Uma guerra muda à vida de todo um país e dependendo do tamanho, do mundo, haja vista que toda produção deve ser repensada (agrícola, pecuária, pesca, indústria geral, comércio, serviços, fontes de energia/petróleo, carvão, gás…) com intuito de atender às demandas do conflito (economia de guerra).

Armado o raciocínio, uma pauta para o futuro do Brasil precisa ser determinada com prioridade máxima, tendo como base o estado do mundo. Ou seja, ela deve orientar campanhas eleitorais e orçamentos plurianuais, considerando: “a torção do mundo na direção da multipolaridade e das economias solidárias e humanas, fundamentos da paz com abundância”, impositivo às gerações para atingir o futuro que convém.

Ressalte-se que políticas focais perpetuam mais do que resolvem os temas do foco.
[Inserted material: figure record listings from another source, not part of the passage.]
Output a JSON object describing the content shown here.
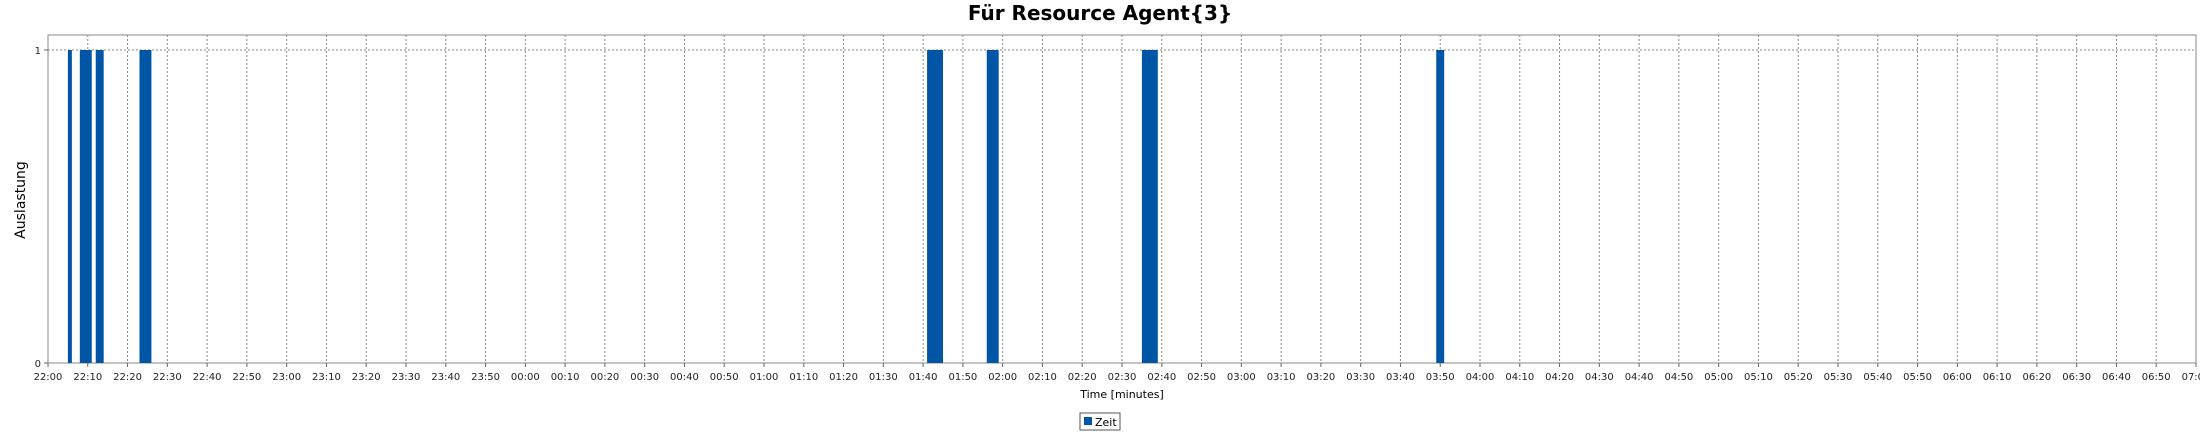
{
  "chart_data": {
    "type": "bar",
    "title": "Für Resource Agent{3}",
    "xlabel": "Time [minutes]",
    "ylabel": "Auslastung",
    "y_ticks": [
      "0",
      "1"
    ],
    "ylim": [
      0,
      1
    ],
    "x_range_minutes": [
      0,
      540
    ],
    "x_ticks": [
      "22:00",
      "22:10",
      "22:20",
      "22:30",
      "22:40",
      "22:50",
      "23:00",
      "23:10",
      "23:20",
      "23:30",
      "23:40",
      "23:50",
      "00:00",
      "00:10",
      "00:20",
      "00:30",
      "00:40",
      "00:50",
      "01:00",
      "01:10",
      "01:20",
      "01:30",
      "01:40",
      "01:50",
      "02:00",
      "02:10",
      "02:20",
      "02:30",
      "02:40",
      "02:50",
      "03:00",
      "03:10",
      "03:20",
      "03:30",
      "03:40",
      "03:50",
      "04:00",
      "04:10",
      "04:20",
      "04:30",
      "04:40",
      "04:50",
      "05:00",
      "05:10",
      "05:20",
      "05:30",
      "05:40",
      "05:50",
      "06:00",
      "06:10",
      "06:20",
      "06:30",
      "06:40",
      "06:50",
      "07:00"
    ],
    "grid": true,
    "legend_position": "bottom-center",
    "series": [
      {
        "name": "Zeit",
        "color": "#0055a5",
        "bars": [
          {
            "start": "22:05",
            "end": "22:06",
            "value": 1
          },
          {
            "start": "22:08",
            "end": "22:11",
            "value": 1
          },
          {
            "start": "22:12",
            "end": "22:14",
            "value": 1
          },
          {
            "start": "22:23",
            "end": "22:26",
            "value": 1
          },
          {
            "start": "01:41",
            "end": "01:45",
            "value": 1
          },
          {
            "start": "01:56",
            "end": "01:59",
            "value": 1
          },
          {
            "start": "02:35",
            "end": "02:39",
            "value": 1
          },
          {
            "start": "03:49",
            "end": "03:51",
            "value": 1
          }
        ]
      }
    ]
  }
}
Em um país onde ilhas de riqueza convivem com um imenso mar de exclusão social, focalizar, pura e simplesmente, significa excluir.

Hoje a sociedade é desafiada pela onda do momento: desenrola, bate, joga de ladinho… Sim, no refrão do individualismo e da competição que isola, que fragmenta, que nega o diálogo, que impede o crescimento das pessoas e leva à negação do serviço para o bem comum.

Romper com a ignorância é tão imprescindível quanto “[…] clarear o pensamento, diante da natureza, e aceitar a extrema insignificância em que ainda nos agitamos, perante o Universo” (Francisco Cândido Xavier, 1989, p. 35 – Livro Refúgio).

Para além da crise é preciso ratificar que o Mundo se desenha, transforma e constrói a partir de pessoas que nascem, atuam, prosperam e fenecem num sítio determinado – o Município.

O homem e a mulher são o ambiente que assumiram a consciência, tudo é sistêmico, holístico, quântico, não desmembrável – tudo está ligado a tudo – por isso nós estamos aqui para validar nossa existência no planeta, já que somos eternos aprendizes nessa escola do conhecimento (vida) que aprofunda a formação do indivíduo na construção de um ser melhor para ajudar a sociedade.

Seguimos em frente pela transformação da sociedade na perspectiva da solidariedade, da promoção da dignidade e da vida da pessoa, pois, se para fazer um país é relevante e viável; propor e concretizar uma política típica que ajude a fazer o país é igualmente viável e relevante. A história é fruto da participação diuturna de todos.